Why is it not recommended to use acetaminophen for hangover relief?

It can lead to liver damage

Study Notes

• The lecture series is about internal regulation, with the first part focusing on temperature regulation.
• Homeostasis is the body's attempt to maintain a stable internal environment, while allostasis is the body's adaptive response to changing needs.
• Temperature regulation is vital for normal behavior and survival.
• Homeostasis involves maintaining bodily set points, such as a core temperature of 98.6°F (37°C) for humans.
• Negative feedback mechanisms, like a thermostat, help maintain homeostasis by pushing the body back towards its set point when it goes outside the desired range.
• Allostasis allows for adaptive responses to changing environments and needs.
• Temperature regulation requires twice as much energy as all other bodily functions combined.
• Basal metabolic rate refers to the energy required to maintain bodily functions at rest.
• PMIC (ectothermic) species have body temperatures that match their environment, while homeothermic (endothermic) species maintain a relatively constant body temperature.
• Homeothermic species use internal physiological mechanisms to regulate temperature, including shivering and sweating.
• Factors influencing basal metabolic rate include age, muscle mass, and caloric intake.
• Extreme temperatures, both hot and cold, can pose health risks and impact survival.
• Surviving extreme cold involves adapting to freezing temperatures and preventing dehydration of blood cells.
• Hypothermia symptoms include confusion, clumsiness, and loss of muscle control when core temperature drops below 90°F (32°C).
• Extreme heat can lead to heat exhaustion and heat stroke, requiring rapid cooling to prevent serious health consequences.
• Dehydration and hyponatremia are risks associated with extreme temperatures and require careful monitoring and prevention.
• The preoptic area and anterior hypothalamus are crucial areas for temperature regulation, receiving input from temperature receptors throughout the body and the immune system.
• The immune system releases substances like prandin and histamines to increase body temperature and create a fever.
• Certain drugs, such as cocaine, methamphetamine, and ecstasy, can increase body temperature by increasing metabolism and limiting heat loss through vasoconstriction, potentially leading to brain hypothermia.- Ecstasy can impact the thirst regulation system, leading people to believe they need to drink excessive amounts of water, potentially resulting in hyponatremia.
• Fever is a temperature regulation mechanism triggered by the immune system to combat infections, with a body temperature set point adjusted by the hypothalamus.
• Proinflammatory cytokines released during fever aid in bacterial growth inhibition and increased immune system activity.
• Fever can be harmful if temperatures exceed 103.3°F (39.6°C), especially in adults, with temperatures above 109°F (42.8°C) being life-threatening.
• Anti-pyretic drugs, such as acetaminophen and ibuprofen, are used to decrease fever.
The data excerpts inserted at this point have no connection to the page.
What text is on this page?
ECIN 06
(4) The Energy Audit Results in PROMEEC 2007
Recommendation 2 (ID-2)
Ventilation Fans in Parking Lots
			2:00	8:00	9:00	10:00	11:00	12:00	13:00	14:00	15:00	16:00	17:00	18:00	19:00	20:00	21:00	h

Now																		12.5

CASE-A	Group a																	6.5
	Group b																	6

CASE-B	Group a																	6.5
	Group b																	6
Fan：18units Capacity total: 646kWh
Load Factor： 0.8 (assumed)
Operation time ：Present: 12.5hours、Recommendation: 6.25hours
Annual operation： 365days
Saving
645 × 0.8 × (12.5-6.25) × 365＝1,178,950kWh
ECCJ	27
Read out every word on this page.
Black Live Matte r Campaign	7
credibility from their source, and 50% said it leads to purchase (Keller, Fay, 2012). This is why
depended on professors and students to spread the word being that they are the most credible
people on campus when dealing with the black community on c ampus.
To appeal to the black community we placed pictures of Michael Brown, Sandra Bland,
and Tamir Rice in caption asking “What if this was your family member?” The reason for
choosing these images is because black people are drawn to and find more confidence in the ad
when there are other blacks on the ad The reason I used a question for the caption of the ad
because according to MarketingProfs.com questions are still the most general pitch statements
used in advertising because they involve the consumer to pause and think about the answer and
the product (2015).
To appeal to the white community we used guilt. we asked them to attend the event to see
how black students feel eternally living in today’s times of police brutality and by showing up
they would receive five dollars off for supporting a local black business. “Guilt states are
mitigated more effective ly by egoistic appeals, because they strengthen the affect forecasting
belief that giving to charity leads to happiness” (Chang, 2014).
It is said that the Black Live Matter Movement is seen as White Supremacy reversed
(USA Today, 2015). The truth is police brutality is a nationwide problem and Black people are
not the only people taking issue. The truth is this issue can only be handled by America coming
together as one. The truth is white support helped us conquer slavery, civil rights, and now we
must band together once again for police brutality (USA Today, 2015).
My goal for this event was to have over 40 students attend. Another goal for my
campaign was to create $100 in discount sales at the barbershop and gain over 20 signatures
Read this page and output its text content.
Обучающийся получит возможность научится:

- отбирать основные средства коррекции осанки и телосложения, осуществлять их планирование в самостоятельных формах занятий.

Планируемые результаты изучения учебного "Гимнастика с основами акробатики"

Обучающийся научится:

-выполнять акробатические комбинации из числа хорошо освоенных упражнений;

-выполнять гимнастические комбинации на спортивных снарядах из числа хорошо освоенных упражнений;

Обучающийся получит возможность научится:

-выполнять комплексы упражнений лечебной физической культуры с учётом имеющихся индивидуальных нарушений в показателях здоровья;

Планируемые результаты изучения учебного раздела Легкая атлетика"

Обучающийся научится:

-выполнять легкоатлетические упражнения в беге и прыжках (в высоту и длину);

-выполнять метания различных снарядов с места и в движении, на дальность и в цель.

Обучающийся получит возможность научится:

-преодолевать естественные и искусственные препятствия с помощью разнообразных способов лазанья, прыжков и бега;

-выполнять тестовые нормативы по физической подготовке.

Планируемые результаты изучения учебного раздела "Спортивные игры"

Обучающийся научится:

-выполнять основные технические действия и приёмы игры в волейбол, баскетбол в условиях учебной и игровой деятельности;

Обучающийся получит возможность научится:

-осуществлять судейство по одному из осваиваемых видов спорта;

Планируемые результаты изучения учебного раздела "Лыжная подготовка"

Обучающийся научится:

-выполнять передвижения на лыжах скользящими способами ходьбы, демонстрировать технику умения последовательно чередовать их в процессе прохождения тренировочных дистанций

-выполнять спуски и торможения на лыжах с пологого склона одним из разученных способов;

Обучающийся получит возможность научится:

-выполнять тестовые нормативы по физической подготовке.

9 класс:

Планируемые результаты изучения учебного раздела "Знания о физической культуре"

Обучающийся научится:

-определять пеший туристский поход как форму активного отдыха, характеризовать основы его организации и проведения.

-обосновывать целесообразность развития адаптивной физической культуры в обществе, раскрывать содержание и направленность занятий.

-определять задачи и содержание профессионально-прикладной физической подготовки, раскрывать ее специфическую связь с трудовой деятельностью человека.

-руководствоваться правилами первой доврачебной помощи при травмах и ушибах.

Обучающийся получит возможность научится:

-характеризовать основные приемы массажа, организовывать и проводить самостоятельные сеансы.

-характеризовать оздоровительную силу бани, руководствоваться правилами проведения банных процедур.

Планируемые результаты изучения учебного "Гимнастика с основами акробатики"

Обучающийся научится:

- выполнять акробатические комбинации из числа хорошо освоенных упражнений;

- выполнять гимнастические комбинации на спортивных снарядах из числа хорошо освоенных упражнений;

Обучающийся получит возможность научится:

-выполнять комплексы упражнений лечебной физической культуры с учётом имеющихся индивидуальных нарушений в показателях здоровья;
They inhibit cyclooxygenase, reducing the production of prostaglandin E2 (PGE2).
• Acetaminophen has stronger effects on fever reduction, while ibuprofen is more effective for inflammation reduction.
• Non-steroidal anti-inflammatory drugs (NSAIDs) like ibuprofen and acetaminophen have varying effects and side effects. Ibuprofen and naproxen have significant gastrointestinal side effects, and acetaminophen has hepatotoxic properties.
• It is not recommended to use acetaminophen for hangover relief, as the liver is already under stress from alcohol consumption.

Description

Explore the concepts of temperature regulation, homeostasis, and adaptive responses to environmental changes in this lecture series. Learn about internal mechanisms, negative feedback, basal metabolic rate, and the impact of extreme temperatures on health and survival.